Страница 103 из 114
Герой первой части автобиографии, на мой взгляд, мало напоминает человека, который ее написал, а тот, в свою очередь, совсем не похож на того Джона Уилсона, который существовал до тех пор, пока не состоялся — в относительно позднем возрасте — как романист. И дело тут не в заведомой подтасовке фактов, а в особенности самой памяти, которая подводит, когда рассказываешь кому-то о прошлом: «Бывает, я что-то забываю, особенно имена». К тому же эта исповедь выстроена не с той продуманной затейливостью, как любой из его романов, — она сознательно слеплена как бы из подручных материалов (дневниковых записей?). Существует единичное упоминание о дневнике.

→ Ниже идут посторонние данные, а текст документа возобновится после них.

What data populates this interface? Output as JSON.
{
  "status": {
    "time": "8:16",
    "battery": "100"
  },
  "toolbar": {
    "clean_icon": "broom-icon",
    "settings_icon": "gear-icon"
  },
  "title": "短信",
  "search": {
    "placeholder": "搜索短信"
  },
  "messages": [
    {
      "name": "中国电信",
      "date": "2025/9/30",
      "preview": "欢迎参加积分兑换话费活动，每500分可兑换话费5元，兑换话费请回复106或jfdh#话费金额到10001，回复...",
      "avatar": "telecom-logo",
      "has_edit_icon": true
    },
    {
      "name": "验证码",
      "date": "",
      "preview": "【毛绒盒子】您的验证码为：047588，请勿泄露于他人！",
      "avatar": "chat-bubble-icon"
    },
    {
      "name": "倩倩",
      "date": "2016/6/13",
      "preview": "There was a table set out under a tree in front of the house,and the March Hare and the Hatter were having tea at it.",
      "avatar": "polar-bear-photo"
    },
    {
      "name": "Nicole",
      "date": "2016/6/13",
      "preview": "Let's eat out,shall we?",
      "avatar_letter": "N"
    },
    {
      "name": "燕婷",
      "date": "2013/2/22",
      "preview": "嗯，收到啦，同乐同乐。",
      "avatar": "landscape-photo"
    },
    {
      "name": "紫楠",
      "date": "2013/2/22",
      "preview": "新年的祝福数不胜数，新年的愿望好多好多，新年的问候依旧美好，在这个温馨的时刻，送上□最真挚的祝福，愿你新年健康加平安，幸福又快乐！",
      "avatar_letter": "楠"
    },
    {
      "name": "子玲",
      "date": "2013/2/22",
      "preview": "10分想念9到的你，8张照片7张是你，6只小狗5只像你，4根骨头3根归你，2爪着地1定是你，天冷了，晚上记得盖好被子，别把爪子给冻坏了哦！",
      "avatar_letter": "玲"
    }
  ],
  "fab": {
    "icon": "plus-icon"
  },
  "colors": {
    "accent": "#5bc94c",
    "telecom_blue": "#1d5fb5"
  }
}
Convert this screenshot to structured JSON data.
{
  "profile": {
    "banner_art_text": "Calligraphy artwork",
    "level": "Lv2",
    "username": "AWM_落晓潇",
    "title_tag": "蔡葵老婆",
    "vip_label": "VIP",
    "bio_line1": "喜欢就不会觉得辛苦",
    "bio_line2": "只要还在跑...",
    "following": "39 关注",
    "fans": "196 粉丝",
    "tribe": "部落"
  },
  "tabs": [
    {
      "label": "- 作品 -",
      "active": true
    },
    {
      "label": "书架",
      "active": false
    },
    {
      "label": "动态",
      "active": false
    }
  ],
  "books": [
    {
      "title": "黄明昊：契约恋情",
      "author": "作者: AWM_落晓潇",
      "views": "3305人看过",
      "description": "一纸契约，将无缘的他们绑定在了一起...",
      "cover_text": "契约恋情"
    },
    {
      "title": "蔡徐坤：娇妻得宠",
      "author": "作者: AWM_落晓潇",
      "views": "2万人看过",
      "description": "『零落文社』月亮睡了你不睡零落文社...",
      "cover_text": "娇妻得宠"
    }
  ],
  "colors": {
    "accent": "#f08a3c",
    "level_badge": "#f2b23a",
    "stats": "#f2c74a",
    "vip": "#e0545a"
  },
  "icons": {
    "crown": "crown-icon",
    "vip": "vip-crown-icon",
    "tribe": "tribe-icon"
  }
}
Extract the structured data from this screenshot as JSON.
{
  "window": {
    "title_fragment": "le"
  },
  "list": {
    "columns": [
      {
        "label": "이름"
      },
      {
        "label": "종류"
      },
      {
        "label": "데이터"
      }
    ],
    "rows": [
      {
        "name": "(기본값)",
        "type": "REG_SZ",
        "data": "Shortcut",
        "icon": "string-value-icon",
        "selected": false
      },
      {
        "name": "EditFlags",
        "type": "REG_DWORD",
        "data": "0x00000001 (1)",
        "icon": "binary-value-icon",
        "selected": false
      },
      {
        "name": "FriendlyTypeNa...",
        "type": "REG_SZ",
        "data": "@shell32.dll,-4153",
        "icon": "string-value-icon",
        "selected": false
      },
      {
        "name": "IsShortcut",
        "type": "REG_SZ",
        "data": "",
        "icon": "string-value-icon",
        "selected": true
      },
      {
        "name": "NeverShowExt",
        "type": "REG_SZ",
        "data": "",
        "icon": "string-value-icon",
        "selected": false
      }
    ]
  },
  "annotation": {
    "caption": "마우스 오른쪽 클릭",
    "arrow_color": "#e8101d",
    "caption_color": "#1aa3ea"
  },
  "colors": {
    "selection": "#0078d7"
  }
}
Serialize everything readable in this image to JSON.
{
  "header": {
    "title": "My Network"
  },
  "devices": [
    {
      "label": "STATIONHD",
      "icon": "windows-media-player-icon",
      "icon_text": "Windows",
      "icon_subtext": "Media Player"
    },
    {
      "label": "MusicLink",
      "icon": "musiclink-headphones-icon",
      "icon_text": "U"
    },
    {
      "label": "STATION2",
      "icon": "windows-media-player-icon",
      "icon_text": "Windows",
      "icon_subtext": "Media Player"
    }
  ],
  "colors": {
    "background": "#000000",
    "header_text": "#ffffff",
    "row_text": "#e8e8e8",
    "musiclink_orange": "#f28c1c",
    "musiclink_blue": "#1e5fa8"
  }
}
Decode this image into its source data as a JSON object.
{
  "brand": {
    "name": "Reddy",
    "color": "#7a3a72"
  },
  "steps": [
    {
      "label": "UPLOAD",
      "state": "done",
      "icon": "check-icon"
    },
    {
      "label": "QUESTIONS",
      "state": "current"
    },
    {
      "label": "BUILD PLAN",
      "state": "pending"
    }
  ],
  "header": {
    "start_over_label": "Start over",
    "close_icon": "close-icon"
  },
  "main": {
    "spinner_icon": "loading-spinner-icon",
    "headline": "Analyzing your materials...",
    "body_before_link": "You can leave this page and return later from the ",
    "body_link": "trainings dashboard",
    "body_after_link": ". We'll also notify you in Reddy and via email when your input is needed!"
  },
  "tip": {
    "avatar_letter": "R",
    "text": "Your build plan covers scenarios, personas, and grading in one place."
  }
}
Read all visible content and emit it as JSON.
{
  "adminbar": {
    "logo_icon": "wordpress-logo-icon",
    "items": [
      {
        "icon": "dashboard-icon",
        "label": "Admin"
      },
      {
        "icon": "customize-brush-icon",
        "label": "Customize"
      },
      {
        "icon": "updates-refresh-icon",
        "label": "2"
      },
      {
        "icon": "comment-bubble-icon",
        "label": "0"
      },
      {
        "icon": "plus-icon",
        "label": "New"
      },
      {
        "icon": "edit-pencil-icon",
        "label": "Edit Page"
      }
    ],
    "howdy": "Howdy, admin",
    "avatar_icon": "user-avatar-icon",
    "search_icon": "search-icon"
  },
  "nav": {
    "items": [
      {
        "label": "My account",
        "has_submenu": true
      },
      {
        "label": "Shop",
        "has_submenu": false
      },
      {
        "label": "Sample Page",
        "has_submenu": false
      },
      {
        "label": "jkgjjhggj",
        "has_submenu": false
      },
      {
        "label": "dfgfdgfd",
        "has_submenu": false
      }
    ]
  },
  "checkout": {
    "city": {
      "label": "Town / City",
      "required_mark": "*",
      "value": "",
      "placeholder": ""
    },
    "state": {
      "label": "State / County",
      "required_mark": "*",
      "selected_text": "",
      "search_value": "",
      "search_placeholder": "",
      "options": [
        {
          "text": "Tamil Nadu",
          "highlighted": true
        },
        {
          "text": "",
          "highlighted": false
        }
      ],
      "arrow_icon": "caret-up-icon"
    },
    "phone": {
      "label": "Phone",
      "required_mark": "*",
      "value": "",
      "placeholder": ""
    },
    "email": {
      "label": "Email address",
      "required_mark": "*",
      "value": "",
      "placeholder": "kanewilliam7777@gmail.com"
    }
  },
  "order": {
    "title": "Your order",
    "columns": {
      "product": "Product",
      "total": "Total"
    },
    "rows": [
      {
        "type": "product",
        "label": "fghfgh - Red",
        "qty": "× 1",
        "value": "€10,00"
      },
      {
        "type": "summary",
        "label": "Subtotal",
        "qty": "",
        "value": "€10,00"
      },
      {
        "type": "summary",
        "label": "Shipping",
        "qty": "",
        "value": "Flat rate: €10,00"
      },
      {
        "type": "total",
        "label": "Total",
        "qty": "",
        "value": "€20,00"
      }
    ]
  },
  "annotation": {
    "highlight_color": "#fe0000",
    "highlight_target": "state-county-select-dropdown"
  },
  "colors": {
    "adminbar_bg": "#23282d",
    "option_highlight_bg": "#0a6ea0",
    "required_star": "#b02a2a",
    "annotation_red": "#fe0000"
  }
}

Бёрджесс рассказывает, как в 1985 году он в нью-йоркском отеле «Плаза» ждал такси, которое должно было доставить его в аэропорт. Вдруг, подобно Гиббону[261] на ступенях базилики Санта-Мария-ин-Арачели, ему пришла мысль написать эту книгу. Однако не думаю, что тогда он понимал, куда собирается идти и как туда попадет. К счастью, ему неведома скука. Ему удается все сделать интересным, кроме разве тех случаев, когда он пишет закодированные послания к Н. Чомски[262]не столько по поводу лингвистики, сколько по поводу собственного глоссолалия, триумфально реализованного в сценарии фильма «Борьба за огонь».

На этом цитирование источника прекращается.